In September 2013, a ruling on an objection from Sustainable Shetland to the development held that the consent given under section 36 of the Electricity Act 1989 was incompetent because Viking Energy did not hold a licence under the 1989 Act, and that the Scottish Ministers had failed to have proper regard to their obligations under the Birds Directive [2009/147/EC] to the protected Whimbrel species.

In October 2013, the Scottish Government signalled its intention to appeal the decision. In July 2014, appeal judges at Edinburgh's Court of Session announced that there was insufficient reason to stop the wind farm and gave the project the go-ahead. Sustainable Shetland appealed the decision at the Supreme Court of the United Kingdom but lost the appeal in February 2015. They were also refused leave to appeal to the European Court of Justice. Viking applied to get electricity price subsidies under the UK government's low carbon "Contracts for Difference" programme. Due to the slow progress of Viking's application, two of their four staff were made redundant in 2017.

===Recent history===
In 2019, Viking Energy was unsuccessful in winning a CfD contract in the government auction held in September 2019, making the future of the windfarm uncertain.

The wind farm depends on the construction of the Shetland HVDC Connection. In April 2020, Ofgem approved revised proposals for that project, subject to 'evidence that the Shetland Viking Wind Farm project will go ahead'.

On 17 June 2020, the project sponsor, SSE Renewables, made a final investment decision to proceed with the Viking Wind Farm investment, conditional on certain industry code modifications, and "the outcome of the consultation on Ofgem's minded-to position to approve the transmission link, expected in July 2020". According to Shetland News, this meant that both the wind farm and the HVDC Connection "are likely to go ahead".

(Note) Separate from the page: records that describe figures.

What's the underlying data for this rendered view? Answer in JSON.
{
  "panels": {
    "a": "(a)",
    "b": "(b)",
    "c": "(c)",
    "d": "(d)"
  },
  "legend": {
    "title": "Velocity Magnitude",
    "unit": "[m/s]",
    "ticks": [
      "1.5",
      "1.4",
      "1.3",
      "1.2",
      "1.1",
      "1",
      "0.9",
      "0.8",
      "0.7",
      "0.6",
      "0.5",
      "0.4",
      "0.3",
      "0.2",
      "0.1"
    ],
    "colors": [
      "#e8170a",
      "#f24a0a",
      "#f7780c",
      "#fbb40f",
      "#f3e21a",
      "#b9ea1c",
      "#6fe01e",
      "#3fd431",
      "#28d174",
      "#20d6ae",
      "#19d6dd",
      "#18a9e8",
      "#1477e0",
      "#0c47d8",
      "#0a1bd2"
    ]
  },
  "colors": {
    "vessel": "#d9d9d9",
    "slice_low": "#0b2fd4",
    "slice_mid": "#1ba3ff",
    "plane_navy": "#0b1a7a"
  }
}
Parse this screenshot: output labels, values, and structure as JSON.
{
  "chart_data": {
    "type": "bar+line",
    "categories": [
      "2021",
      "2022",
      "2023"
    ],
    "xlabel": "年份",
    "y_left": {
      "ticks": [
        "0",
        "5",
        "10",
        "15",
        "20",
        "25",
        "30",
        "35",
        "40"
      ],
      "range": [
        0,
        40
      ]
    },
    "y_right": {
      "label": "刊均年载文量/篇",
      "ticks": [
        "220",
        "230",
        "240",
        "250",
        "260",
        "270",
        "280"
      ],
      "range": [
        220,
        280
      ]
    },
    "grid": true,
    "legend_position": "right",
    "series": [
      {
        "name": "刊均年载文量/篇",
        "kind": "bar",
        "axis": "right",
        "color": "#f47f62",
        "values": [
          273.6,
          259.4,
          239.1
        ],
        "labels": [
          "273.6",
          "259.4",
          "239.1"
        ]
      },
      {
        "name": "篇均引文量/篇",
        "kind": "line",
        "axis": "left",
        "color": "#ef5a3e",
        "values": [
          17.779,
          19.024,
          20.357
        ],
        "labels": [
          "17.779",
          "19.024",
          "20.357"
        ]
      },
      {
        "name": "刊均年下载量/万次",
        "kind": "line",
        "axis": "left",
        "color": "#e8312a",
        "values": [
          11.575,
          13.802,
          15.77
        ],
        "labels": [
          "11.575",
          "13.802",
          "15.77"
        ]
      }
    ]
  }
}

Construction works started in September 2020 and the farm is due to be operational by 2024. All 103 turbines were installed by August 2023. In May 2024, transmission work stopped due to a peat slide.

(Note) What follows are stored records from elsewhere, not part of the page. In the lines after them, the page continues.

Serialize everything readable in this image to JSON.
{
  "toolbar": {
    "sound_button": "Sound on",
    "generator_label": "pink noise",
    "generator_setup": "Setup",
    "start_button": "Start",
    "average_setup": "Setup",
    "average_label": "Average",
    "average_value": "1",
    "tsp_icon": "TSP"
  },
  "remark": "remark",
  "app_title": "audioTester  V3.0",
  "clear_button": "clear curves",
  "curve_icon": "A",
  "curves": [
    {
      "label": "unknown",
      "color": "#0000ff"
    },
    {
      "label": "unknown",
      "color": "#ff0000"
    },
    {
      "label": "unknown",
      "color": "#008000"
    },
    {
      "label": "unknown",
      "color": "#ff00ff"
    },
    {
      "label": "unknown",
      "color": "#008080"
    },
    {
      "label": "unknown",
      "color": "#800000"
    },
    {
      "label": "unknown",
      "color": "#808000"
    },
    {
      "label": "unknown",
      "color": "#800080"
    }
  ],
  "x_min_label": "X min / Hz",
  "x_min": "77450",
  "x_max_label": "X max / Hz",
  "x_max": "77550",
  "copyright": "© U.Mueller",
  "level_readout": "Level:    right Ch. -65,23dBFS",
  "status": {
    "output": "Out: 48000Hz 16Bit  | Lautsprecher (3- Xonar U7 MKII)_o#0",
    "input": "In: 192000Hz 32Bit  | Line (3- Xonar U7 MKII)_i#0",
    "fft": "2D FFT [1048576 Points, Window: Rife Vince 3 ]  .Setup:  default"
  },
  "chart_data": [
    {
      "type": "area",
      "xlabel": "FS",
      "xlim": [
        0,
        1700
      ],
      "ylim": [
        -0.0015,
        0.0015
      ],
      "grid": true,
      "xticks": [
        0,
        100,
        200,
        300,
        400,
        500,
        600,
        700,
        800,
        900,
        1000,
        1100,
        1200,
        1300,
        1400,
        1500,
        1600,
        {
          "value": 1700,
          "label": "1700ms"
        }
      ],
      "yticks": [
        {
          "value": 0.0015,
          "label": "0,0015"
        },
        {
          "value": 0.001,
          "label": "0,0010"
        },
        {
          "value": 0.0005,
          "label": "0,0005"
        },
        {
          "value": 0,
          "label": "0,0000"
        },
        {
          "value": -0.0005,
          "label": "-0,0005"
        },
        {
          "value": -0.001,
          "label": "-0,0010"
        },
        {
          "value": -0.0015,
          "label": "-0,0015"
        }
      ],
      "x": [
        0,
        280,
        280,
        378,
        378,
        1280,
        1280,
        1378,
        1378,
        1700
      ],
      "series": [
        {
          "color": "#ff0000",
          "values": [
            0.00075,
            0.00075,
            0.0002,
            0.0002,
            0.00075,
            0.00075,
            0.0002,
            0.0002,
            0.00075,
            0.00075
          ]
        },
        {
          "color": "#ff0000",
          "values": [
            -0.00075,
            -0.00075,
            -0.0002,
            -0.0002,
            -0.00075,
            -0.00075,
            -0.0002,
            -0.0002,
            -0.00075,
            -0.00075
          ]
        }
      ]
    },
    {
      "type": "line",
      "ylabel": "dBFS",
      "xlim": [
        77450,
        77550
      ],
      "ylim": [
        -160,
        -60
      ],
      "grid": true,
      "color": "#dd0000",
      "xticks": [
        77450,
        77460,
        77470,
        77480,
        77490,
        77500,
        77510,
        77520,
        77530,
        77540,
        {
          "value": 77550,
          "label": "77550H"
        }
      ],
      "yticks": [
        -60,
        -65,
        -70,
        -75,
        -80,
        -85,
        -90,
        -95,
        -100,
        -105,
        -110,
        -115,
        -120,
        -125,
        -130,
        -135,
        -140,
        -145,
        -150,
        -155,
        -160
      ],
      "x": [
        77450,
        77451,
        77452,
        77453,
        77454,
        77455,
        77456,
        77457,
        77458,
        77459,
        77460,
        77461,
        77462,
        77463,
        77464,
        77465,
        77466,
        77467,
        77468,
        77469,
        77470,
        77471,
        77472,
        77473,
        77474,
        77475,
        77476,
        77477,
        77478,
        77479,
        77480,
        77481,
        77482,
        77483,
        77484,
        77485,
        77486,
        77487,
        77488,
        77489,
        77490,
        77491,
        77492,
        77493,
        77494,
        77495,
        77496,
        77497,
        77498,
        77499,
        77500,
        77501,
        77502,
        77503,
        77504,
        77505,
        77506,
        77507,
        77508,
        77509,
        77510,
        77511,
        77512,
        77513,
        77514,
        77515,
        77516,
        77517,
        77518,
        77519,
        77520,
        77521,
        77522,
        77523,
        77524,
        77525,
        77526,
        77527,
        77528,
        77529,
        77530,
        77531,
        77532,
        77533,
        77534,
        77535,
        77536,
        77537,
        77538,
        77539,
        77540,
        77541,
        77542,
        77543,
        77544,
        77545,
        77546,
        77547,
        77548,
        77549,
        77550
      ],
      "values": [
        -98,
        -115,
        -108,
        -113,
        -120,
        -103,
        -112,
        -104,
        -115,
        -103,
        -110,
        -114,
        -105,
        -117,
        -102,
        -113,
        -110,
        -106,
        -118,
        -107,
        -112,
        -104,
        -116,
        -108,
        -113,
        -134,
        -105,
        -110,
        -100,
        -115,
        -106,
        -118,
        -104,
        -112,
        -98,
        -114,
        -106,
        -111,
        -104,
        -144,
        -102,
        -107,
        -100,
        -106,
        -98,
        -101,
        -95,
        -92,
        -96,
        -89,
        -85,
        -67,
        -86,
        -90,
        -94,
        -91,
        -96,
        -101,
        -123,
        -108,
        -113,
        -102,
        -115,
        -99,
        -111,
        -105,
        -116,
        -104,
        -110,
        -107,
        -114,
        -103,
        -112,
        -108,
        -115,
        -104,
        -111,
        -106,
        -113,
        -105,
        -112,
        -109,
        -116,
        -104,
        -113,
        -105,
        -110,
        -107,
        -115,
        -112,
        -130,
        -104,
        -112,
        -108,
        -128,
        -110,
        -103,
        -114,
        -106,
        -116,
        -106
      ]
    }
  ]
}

The first power was generated in June 2024, and August 2024 the wind farm was completed and on line, along with the Shetland HVDC Connection.

==Design==
Turbines were scheduled to be erected in Kergord, North Nesting, and South Nesting. Original proposals included 24 turbines in the Delting area (refused 2012 consent.) and 23 turbines in the Collafirth area (removed from application.)

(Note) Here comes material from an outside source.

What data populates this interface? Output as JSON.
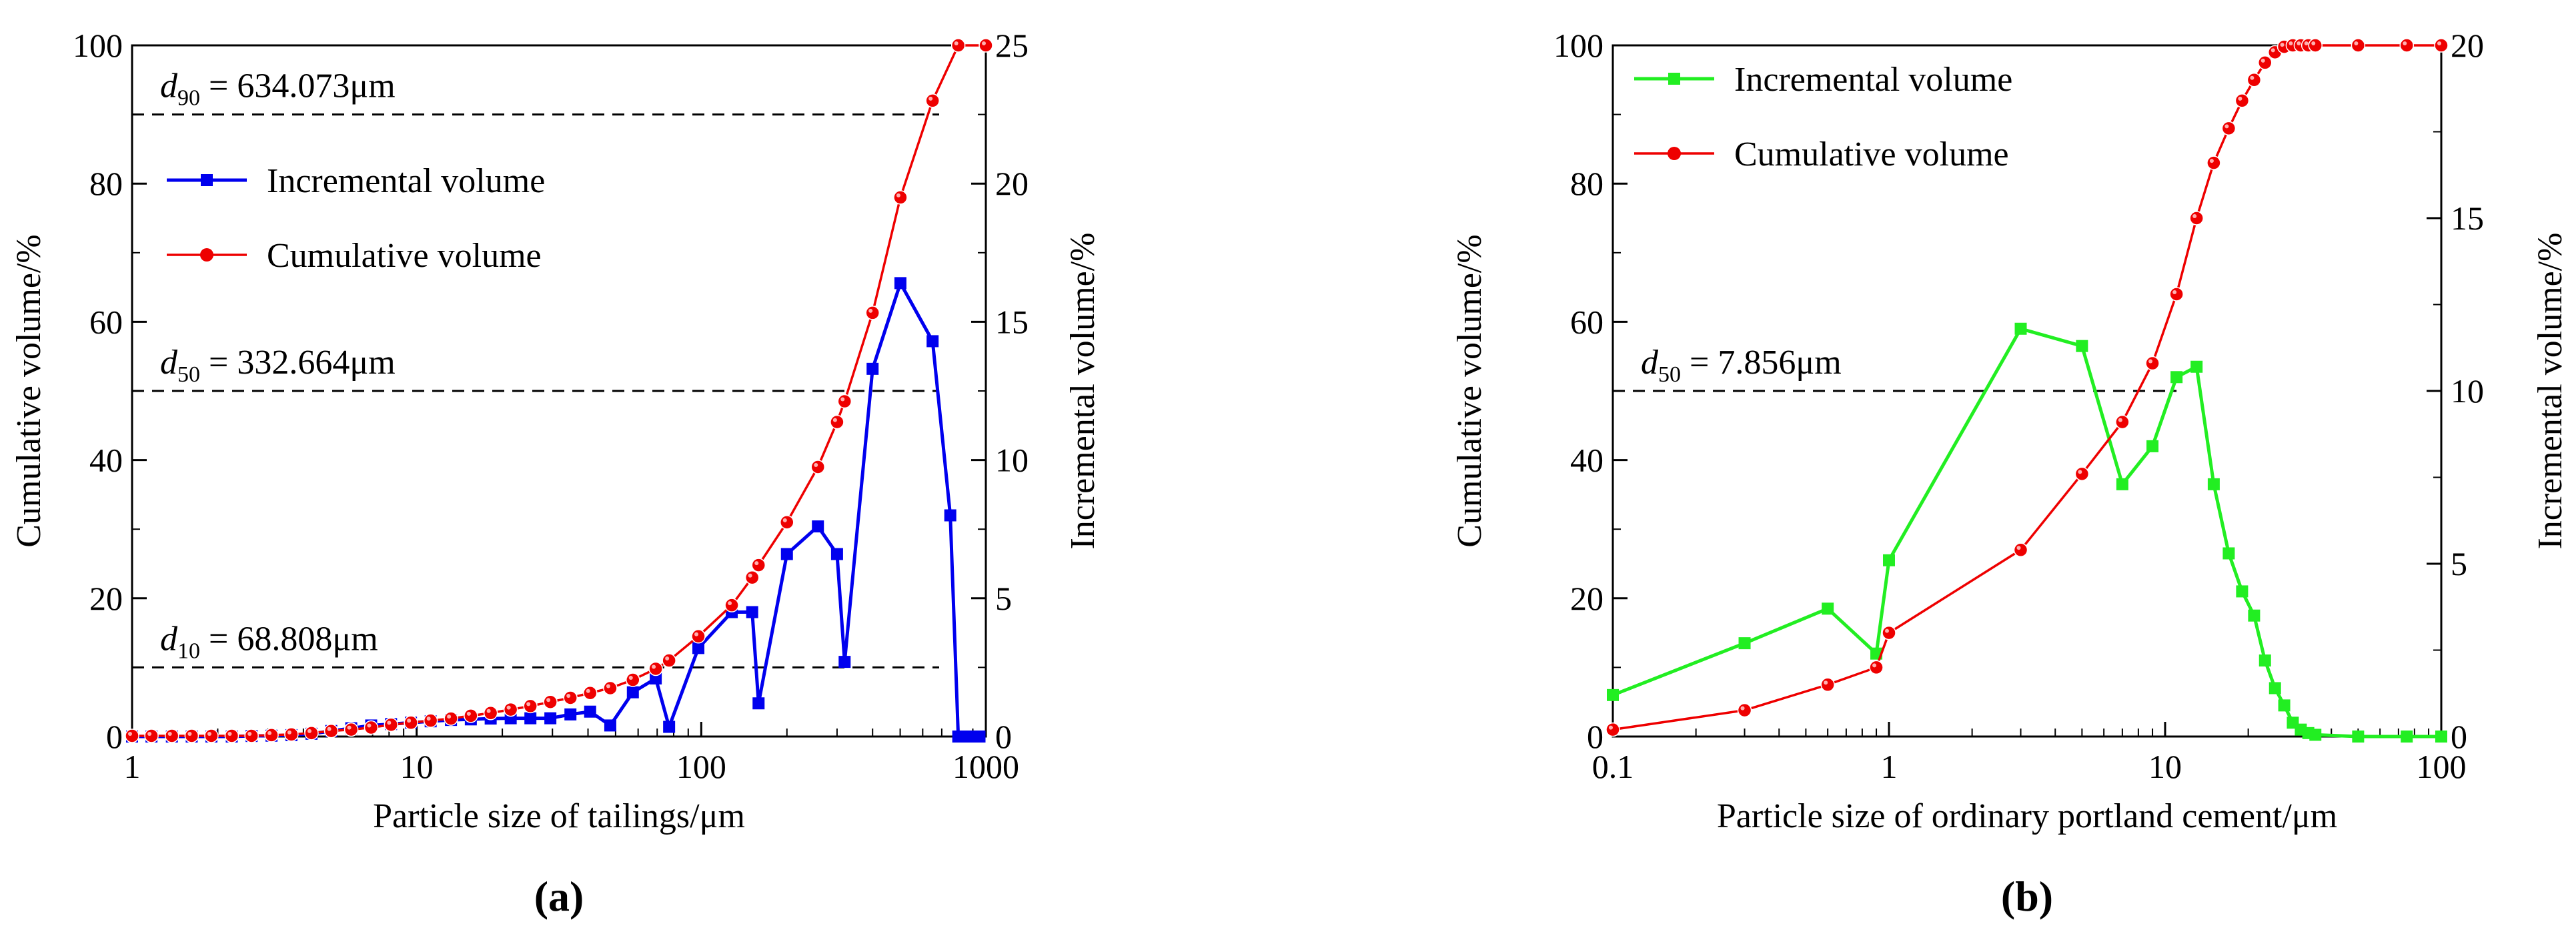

Estimated construction time for the 127 turbine farm was five years. The wind farm was expected to have a high utilisation rate, as smaller wind turbines on the island had attained a high capacity factor.

==Objections==
Initially proposed as a 150 turbine 600 MW project in 2009, the scheme had significant opposition, on grounds including effects on wildlife, and the general environment; part of the wind farm was also removed because of a potential interference with equipment at Scatsta Airport.

==Controversies==

===Constraint payments controversy===

According to the Renewable Energy Foundation (REF), despite not yet being fully operational, the Viking Energy windfarm has been paid over £2.5m of “constraint payments” in August 2024, for discarding more than 60% of the electricity that the wind farm operators claim they could have generated, given the prevailing wind condition.
Constraint payments are made by the Electricity System Operator (ESO) to windfarms to switch off the supply of electricity during times when the amount of electricity being generated exceeds the capacity of the network to transfer it to consumers.
This amount of these constraint payments is almost as much as the Viking Energy windfarm will pay out for a full year of community benefits. Ultimately it is the consumers who will pay for these “constraint payments”.